Christmas liqueur in the making.

Had a day off from blogging yesterday, actually I couldn't, there was no signal at all where we were moored. That was out in the sticks again between bridges 68 and 69. We'd moored there on the way up and found it such a nice place. Reeds front and back and a clean well maintained towpath with pilings. Not only but also, SLOES. Not in bucketfuls, but nearly enough to make a litre of sloe gin for Christmas.
Talking of sloes we had a slow journey from Newton Harcourt through five locks and Saddington Tunnel, to our chosen mooring spot, to find someone had already bagged it, but not to worry there was another just like it a few yards before. No internet connection here but good satellite TV, Er'll was happy.

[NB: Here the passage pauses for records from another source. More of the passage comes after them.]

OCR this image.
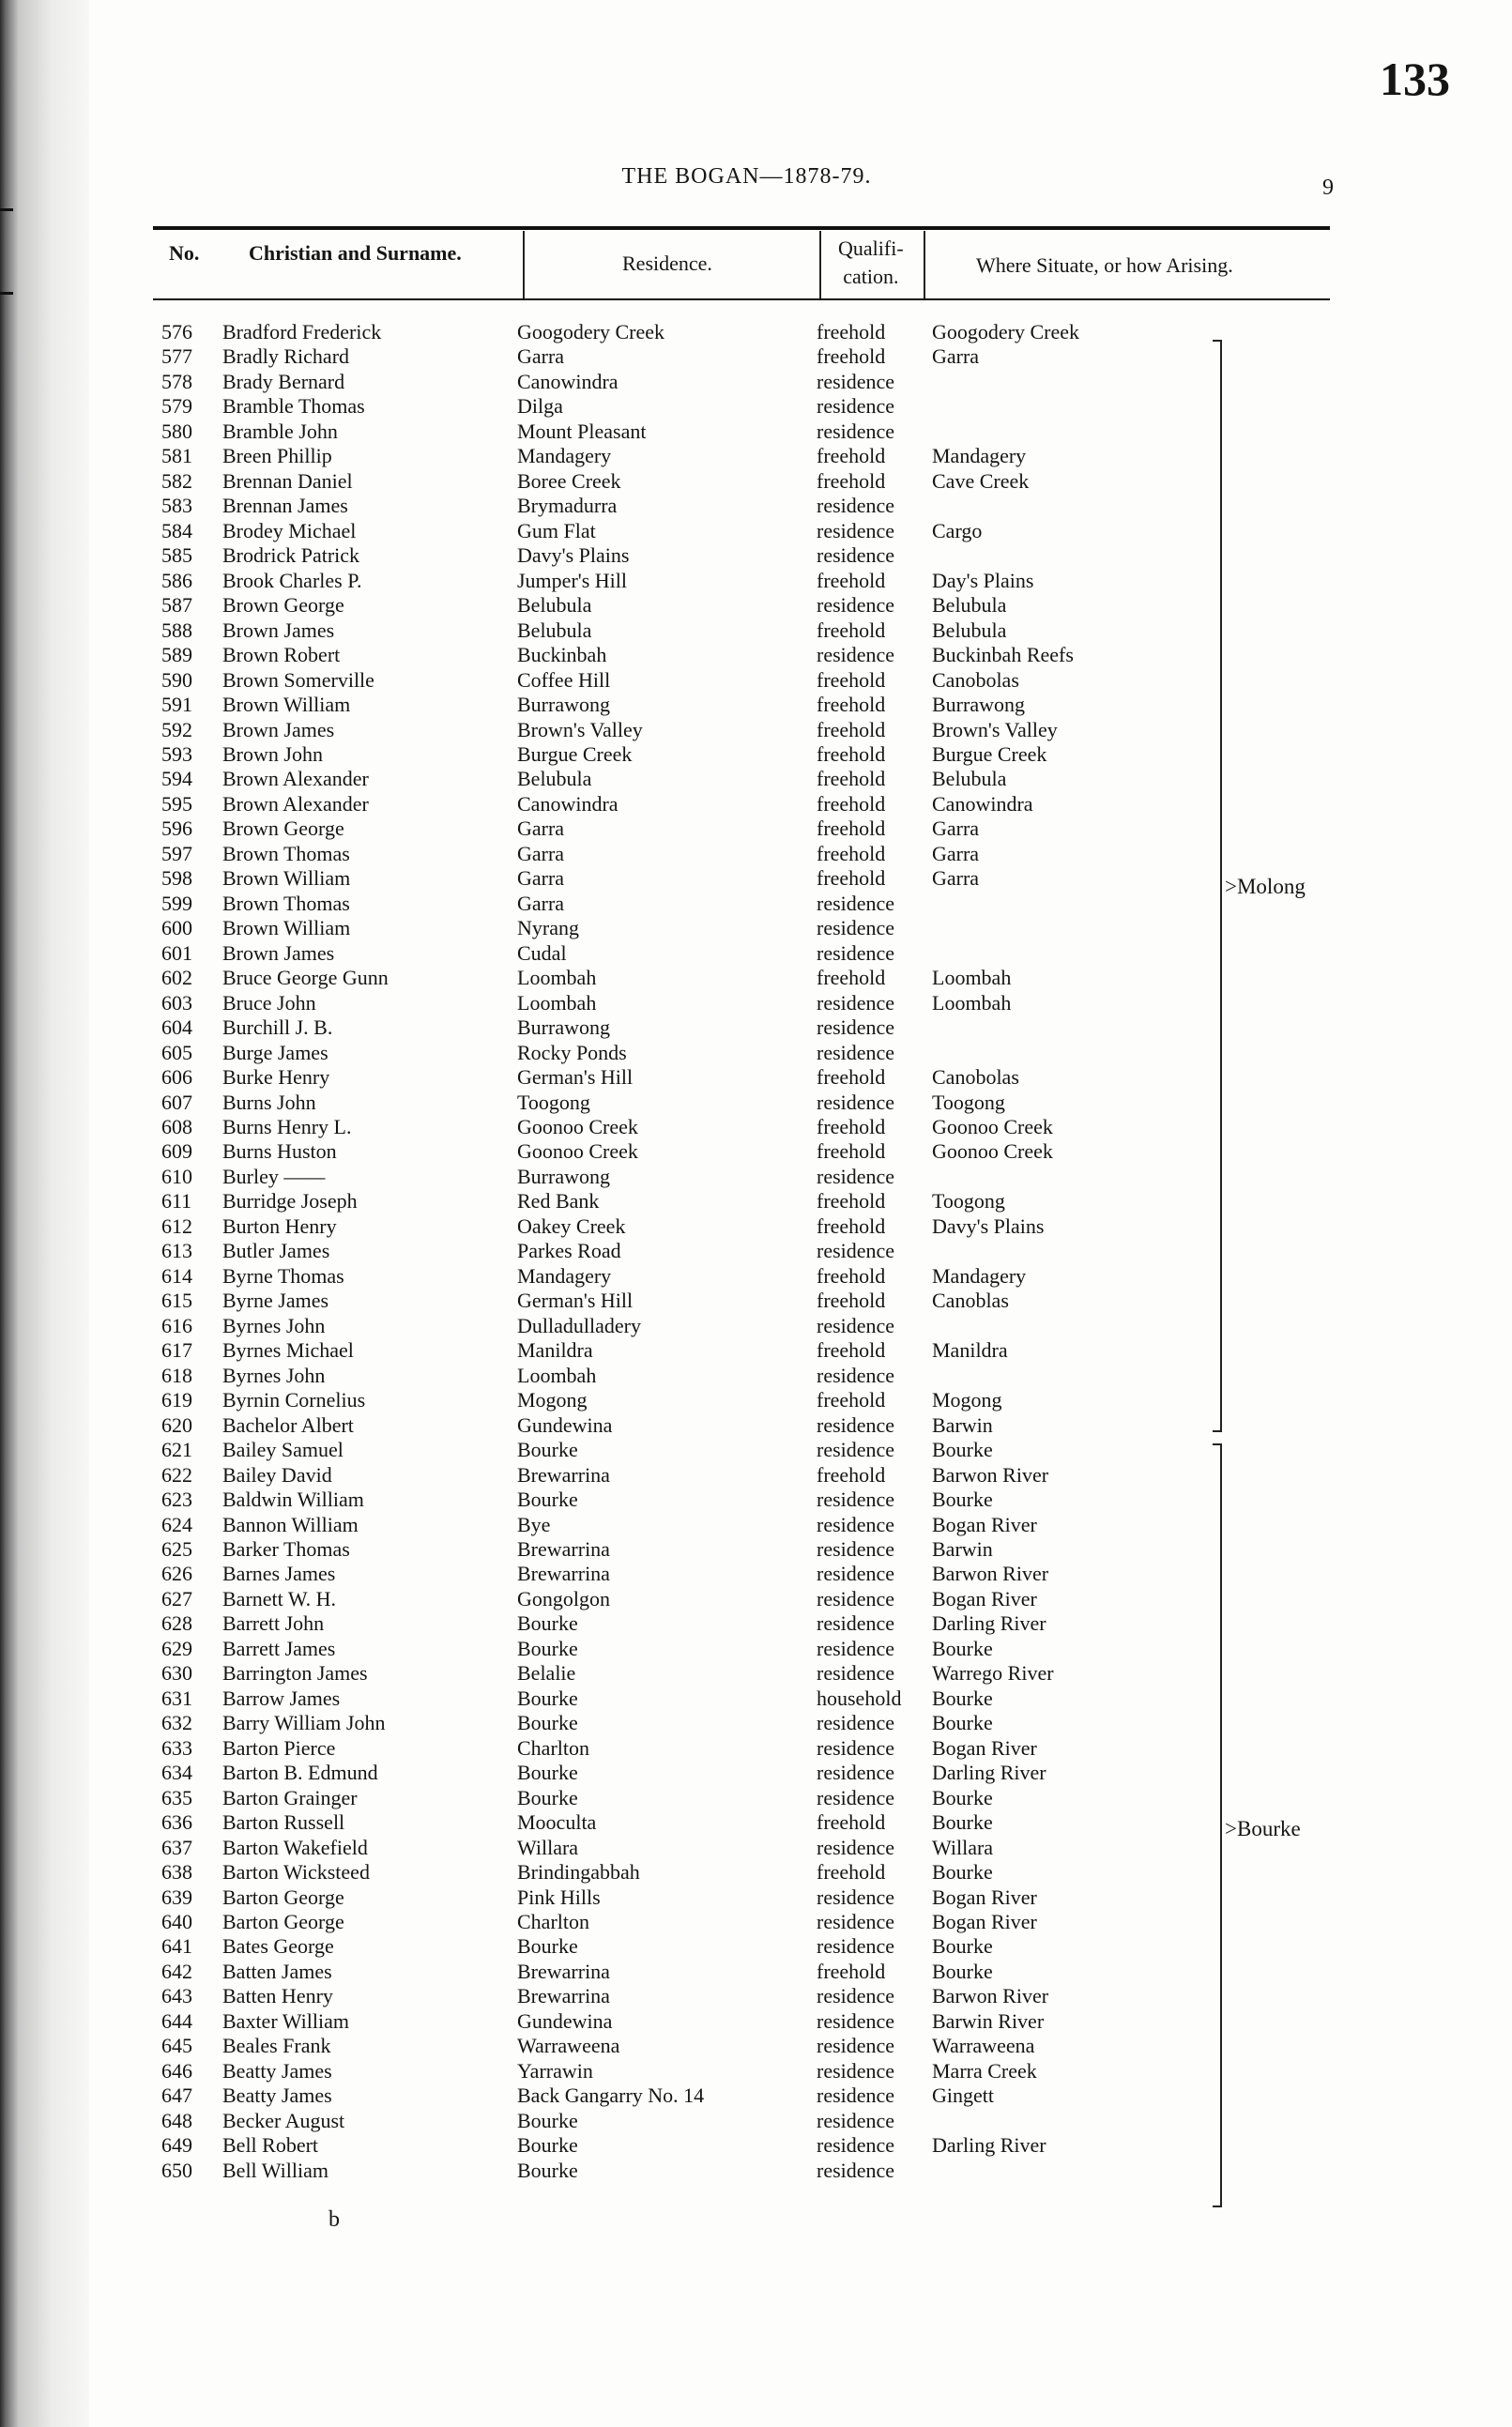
133
9
THE BOGAN—1878-79.
No. Christian and Surname.	Residence.
Qualifi-
cation.	Where Situate, or how Arising.
576	Bradford Frederick	Googodery Creek	freehold Googodery Creek
577	Bradly Richard	Garra	freehold Garra
578	Brady Bernard	Canowindra	residence
579	Bramble Thomas	Dilga	residence
580	Bramble John	Mount Pleasant	residence
581	Breen Phillip	Mandagery	freehold Mandagery
582	Brennan Daniel	Boree Creek	freehold Cave Creek
583	Brennan James	Brymadurra	residence
584	Brodey Michael	Gum Flat	residence Cargo
585	Brodrick Patrick	Davy's Plains	residence
586	Brook Charles P.	Jumper's Hill	freehold Day's Plains
587	Brown George	Belubula	residence Belubula
588	Brown James	Belubula	freehold Belubula
589	Brown Robert	Buckinbah	residence Buckinbah Reefs
590	Brown Somerville	Coffee Hill	freehold Canobolas
591	Brown William	Burrawong	freehold Burrawong
592	Brown James	Brown's Valley	freehold Brown's Valley
593	Brown John	Burgue Creek	freehold Burgue Creek
594	Brown Alexander	Belubula	freehold Belubula
595	Brown Alexander	Canowindra	freehold Canowindra
596	Brown George	Garra	freehold Garra
597	Brown Thomas	Garra	freehold Garra
598	Brown William	Garra	freehold Garra
599	Brown Thomas	Garra	residence
600	Brown William	Nyrang	residence
601	Brown James	Cudal	residence
602	Bruce George Gunn	Loombah	freehold Loombah
603	Bruce John	Loombah	residence Loombah
604	Burchill J. B.	Burrawong	residence
605	Burge James	Rocky Ponds	residence
606	Burke Henry	German's Hill	freehold Canobolas
607	Burns John	Toogong	residence Toogong
608	Burns Henry L.	Goonoo Creek	freehold Goonoo Creek
609	Burns Huston	Goonoo Creek	freehold Goonoo Creek
610	Burley ——	Burrawong	residence
611	Burridge Joseph	Red Bank	freehold Toogong
612	Burton Henry	Oakey Creek	freehold Davy's Plains
613	Butler James	Parkes Road	residence
614	Byrne Thomas	Mandagery	freehold Mandagery
615	Byrne James	German's Hill	freehold Canoblas
616	Byrnes John	Dulladulladery	residence
617	Byrnes Michael	Manildra	freehold Manildra
618	Byrnes John	Loombah	residence
619	Byrnin Cornelius	Mogong	freehold Mogong
620	Bachelor Albert	Gundewina	residence Barwin
621	Bailey Samuel	Bourke	residence Bourke
622	Bailey David	Brewarrina	freehold Barwon River
623	Baldwin William	Bourke	residence Bourke
624	Bannon William	Bye	residence Bogan River
625	Barker Thomas	Brewarrina	residence Barwin
626	Barnes James	Brewarrina	residence Barwon River
627	Barnett W. H.	Gongolgon	residence Bogan River
628	Barrett John	Bourke	residence Darling River
629	Barrett James	Bourke	residence Bourke
630	Barrington James	Belalie	residence Warrego River
631	Barrow James	Bourke	household Bourke
632	Barry William John	Bourke	residence Bourke
633	Barton Pierce	Charlton	residence Bogan River
634	Barton B. Edmund	Bourke	residence Darling River
635	Barton Grainger	Bourke	residence Bourke
636	Barton Russell	Mooculta	freehold Bourke
637	Barton Wakefield	Willara	residence Willara
638	Barton Wicksteed	Brindingabbah	freehold Bourke
639	Barton George	Pink Hills	residence Bogan River
640	Barton George	Charlton	residence Bogan River
641	Bates George	Bourke	residence Bourke
642	Batten James	Brewarrina	freehold Bourke
643	Batten Henry	Brewarrina	residence Barwon River
644	Baxter William	Gundewina	residence Barwin River
645	Beales Frank	Warraweena	residence Warraweena
646	Beatty James	Yarrawin	residence Marra Creek
647	Beatty James	Back Gangarry No. 14	residence Gingett
648	Becker August	Bourke	residence
649	Bell Robert	Bourke	residence Darling River
650	Bell William	Bourke	residence
>Molong
>Bourke
b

Made it to Foxton today and we wanted to go in the Museum, unfortunately it was closed, but we could take a walk around the grounds and see the remains of the Incline Plane. They're very optimistic about restoring it, but it's going to cost mega bucks.
Here's some Foxton photos:-











We went in the Bridge 61 pub for lunch and very nice it was too. We only had a pint and a baguette and both were very good. The Foxton Locks Inn didn't appeal to us as we like the more traditional, but we're prepared to give it a go one day, but not this evening as it's now raining quite hard. Tomorrow it's the locks and then the Laughton Hills.